- Similar to logistic regression, estimates from multi-level models typically aren’t estimated directly using maximum likelihood (ML) methods.
- Iterative methods like Restricted (residual) Maximum Likelihood (REML) are used to get approximations.
- REML is typically the default estimation method for most packages.
Details of REML are beyond the scope of this class, but knowing the estimation method is important for two reasons
- Some type of testing procedures that use the likelihood ratio may not be valid.
- Comparing models with different fixed effects using a likelihood ratio test is not valid. (Must use Wald Test instead)
- Can still use AIC/BIC as guidance (not as formal tests)
- Iterative procedures are procedures that perform estimation steps over and over until the change in estimates from one step to the next is smaller than some tolerance.
- Sometimes this convergence to an answer never happens.
- You will get some error message about the algorithm not converging.
- The more complex the model, the higher chance this can happen
- scaling, centering, and avoiding collinearity can alleviate these problems with convergence.

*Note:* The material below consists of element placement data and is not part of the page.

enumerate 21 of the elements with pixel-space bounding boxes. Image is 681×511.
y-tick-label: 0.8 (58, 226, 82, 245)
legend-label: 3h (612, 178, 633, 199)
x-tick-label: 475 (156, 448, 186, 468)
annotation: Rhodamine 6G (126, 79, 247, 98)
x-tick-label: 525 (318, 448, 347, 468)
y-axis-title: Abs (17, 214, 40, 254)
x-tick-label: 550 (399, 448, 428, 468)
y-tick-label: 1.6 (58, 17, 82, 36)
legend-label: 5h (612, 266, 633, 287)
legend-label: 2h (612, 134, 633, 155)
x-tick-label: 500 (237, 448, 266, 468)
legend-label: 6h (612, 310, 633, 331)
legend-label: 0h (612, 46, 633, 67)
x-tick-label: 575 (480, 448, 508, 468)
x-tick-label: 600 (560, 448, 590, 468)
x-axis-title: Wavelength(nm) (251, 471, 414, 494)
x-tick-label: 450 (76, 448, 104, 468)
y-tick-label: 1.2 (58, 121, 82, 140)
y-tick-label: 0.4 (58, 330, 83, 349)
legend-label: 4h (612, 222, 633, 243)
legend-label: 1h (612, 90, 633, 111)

You can change the fitting algorithm to use the Log Likelihood anyhow, it may be slightly slower but for simple models the estimates are going to be very close to the REML estimate. Below is a table showing the estimates for the random intercepts,
and the same estimates for the variance terms.
So does it matter? Yes and no. In general you want to fit the models using REML, but if you really want to use a Likelihood Ratio test to compare models then you need to fit the models using ML.